Par conclusions récapitulatives déposées le 26 février 2025, auxquelles il convient de se référer pour de plus amples développements des moyens et prétentions, il demande à la cour de confirmer le jugement entrepris sauf en ce qu’il n’a pas fait droit à ses demandes au titre de l’assistance à tierce personne avant consolidation et du déficit fonctionnel permanent.
Par conclusions récapitulatives déposées le 11 septembre 2025, auxquelles il convient de se référer pour de plus amples développements des moyens et prétentions, la société [1] sollicite la confirmation du jugement rendu par le tribunal du travail en ce qu’il a débouté M. [O] et l’infirmer sur les postes de préjudices où il a fait droit aux demandes de M. [O] à titre principal et réduire les indemnités allouées à de plus justes proportions à titre subsidiaire.
Le 6 juin 2025, l’affaire a été fixée à l’audience de plaidoirie du 11 septembre 2025, puis renvoyée à celle du 13 novembre 2025.
Sur ce, la cour,
Si le préjudice est dû à une faute inexcusable de l’employeur, la victime, ou ses ayants droit, conservent contre l’auteur de l’accident le droit de demander réparation du préjudice non indemnisé par l’application de décret du 24 février 1957, conformément aux règles du droit commun.
L’employeur doit donc indemniser la victime des préjudices non réparés par application du décret de 1957, à l’exclusion du préjudice économique proprement dit déjà indemnisé par la [3] par le versement d’une rente majorée.
1. Sur les préjudices patrimoniaux
Sur l’assistance à tierce personne avant consolidation
Dans le cas où la victime a besoin du fait de son handicap d’être assistée de manière temporaire ou définitive par une tierce-personne avant et après consolidation, seul l’expert peut dire si une tierce personne a été et est encore nécessaire après consolidation (ménage, actes de la vie courante, surveillance nocturne etc.).
L’indemnisation du préjudice lié à l’assistance par une tierce personne doit être évaluée en fonction du besoin de la victime.
En première instance, M. [O] sollicitait la condamnation de la société [1] au versement de la somme de 761.328 F CFP au titre de l’assistance à tierce personne.
Aux termes de son jugement en date du 14 juin 2024, le tribunal du travail a débouté M. [O] de sa demande.
Devant la cour d’appel, M. [O] sollicite l’infirmation du jugement et a réévalué ses demandes à la somme de 1.088.698 F CFP par rapport à la première instance.
Il indique que son handicap a nécessité une assistance de 2 heures par jour à compter de la mise en évidence de sa maladie, soit à compter du 20 juillet 2017, jusqu’à sa consolidation le 31 août 2018, soit pendant 408 jours.
Il se base également sur les avis rendus par le [2] lesquels ont précisé qu’il nécessitait un poste aménagé sans travail en hauteur ni port de charges lourdes au-delà de 5 kgs, puis 10 kgs.
La société [1] demande quant à elle la confirmation du jugement sur ce point.
Elle expose que l’expert non seulement ne mentionne nullement ce poste de préjudice, mais indique en page 11 du rapport qu'« aucune aide temporaire n’a été nécessaire pendant cette période», ce qui ne peut être remis en cause par les membres de sa famille dont il verse les attestations postérieurement.
La cour au regard des éléments du dossier, de l’absence de préconisation de l’expert, s’agissant de la nécessité de bénéficier d’une tierce personne et du fait qu’il lui était prescrit uniquement de ne pas porter plus de 10 kg, ce qui n’impacte en aucune façon les autres gestes de la vie courante tel que l’habillage, la toilette et les déplacements, la décision de première instance sera confirmée, le premier juge ayant fait une juste appréciation du cas d’espèce.

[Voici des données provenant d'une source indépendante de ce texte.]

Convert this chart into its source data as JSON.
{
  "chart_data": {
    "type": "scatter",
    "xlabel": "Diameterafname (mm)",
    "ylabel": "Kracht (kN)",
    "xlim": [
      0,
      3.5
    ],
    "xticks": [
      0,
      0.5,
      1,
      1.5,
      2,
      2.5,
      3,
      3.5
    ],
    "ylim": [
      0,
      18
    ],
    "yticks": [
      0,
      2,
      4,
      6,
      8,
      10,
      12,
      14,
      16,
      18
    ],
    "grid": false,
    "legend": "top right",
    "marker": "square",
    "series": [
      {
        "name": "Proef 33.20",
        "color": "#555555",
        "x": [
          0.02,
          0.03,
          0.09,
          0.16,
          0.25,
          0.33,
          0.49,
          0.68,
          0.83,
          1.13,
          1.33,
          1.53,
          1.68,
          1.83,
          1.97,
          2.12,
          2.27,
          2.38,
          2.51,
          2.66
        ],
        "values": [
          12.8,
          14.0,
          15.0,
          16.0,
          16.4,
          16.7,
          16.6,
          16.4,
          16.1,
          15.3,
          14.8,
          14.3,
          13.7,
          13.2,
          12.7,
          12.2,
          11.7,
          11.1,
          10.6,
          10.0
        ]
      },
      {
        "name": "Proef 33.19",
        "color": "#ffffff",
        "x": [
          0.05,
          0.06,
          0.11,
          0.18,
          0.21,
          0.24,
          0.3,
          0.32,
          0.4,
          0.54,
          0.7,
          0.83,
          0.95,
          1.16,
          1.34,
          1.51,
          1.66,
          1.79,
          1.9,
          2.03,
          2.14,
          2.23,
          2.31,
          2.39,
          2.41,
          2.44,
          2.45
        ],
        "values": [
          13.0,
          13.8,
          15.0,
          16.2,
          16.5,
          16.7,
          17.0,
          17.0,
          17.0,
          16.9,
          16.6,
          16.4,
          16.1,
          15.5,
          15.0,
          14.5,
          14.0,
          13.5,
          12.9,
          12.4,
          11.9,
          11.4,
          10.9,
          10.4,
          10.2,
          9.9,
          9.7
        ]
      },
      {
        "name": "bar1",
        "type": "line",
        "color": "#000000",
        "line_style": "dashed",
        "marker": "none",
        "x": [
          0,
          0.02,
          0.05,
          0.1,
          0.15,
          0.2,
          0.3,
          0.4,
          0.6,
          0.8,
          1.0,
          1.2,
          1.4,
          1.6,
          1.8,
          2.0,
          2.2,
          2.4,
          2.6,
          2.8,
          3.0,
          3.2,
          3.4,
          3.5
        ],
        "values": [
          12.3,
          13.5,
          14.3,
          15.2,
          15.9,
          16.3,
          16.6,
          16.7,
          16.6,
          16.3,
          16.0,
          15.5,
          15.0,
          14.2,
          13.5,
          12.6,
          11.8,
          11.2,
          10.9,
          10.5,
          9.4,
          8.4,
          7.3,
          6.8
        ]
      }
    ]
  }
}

2. Sur les préjudices extra-patrimoniaux
a. Sur les souffrances endurées
Ce poste de préjudice indemnise les souffrances tant physiques que morales endurées par la victime du fait des atteintes à son intégrité, à sa dignité et à son intimité et des traitements, interventions, hospitalisations qu’elle a subis depuis l’accident jusqu’à la consolidation.
Après la consolidation, les souffrances chroniques sont une composante du déficit fonctionnel permanent.
En première instance, M. [O] sollicitait la somme de 800.000 F CFP au titre des souffrances endurées.
Aux termes de son jugement, le tribunal du travail a accordé à M. [O] la somme de 700.000 F CFP.
L’expert a évalué ce préjudice à 2/7.
Conformément au référentiel de l’indemnisation du préjudice corporel, pour un pretium doloris évalué à 2/7, l’indemnisation du préjudice est comprise entre 2.000 € et 4.000 €, soit entre 239.000 F CFP et 478.000 F CFP.
La société [1] demande à la cour de ramener à de plus justes proportions la demande de M. [O].
La cour au regard de l’évaluation de l’expert qui a retenu une souffrance légère de 2/7, infirme la décision entreprise et fixe à 478 000 F CFP l’indemnisation de ce poste de préjudice.
b. Sur le déficit fonctionnel permanent
Ce poste tend à indemniser la réduction définitive après consolidation du potentiel physique, psychosensoriel, ou intellectuel résultant de l’atteinte à l’intégrité anatomo-physiologique, à laquelle s’ajoute les phénomènes douloureux et les répercussions psychologiques, et notamment le préjudice moral et les troubles dans les conditions d’existence (personnelles, familiales et sociales).
Il s’agit, pour la période postérieure à la consolidation, de la perte de qualité de vie, des souffrances après consolidation et des troubles ressentis par la victime dans ses conditions d’existence (personnelles, familiales et sociales) du fait des séquelles tant physiques que mentales qu’elle conserve.
Le taux du déficit fonctionnel est par conséquent évalué par l’expert ; celui-ci évalue bien entendu le taux de déficit du potentiel physique, psychosensoriel, ou intellectuel.
En première instance, M. [O] a sollicité la somme de 4 104 952 F CFP en réparation de ce poste de préjudice ; il a été débouté de cette demande.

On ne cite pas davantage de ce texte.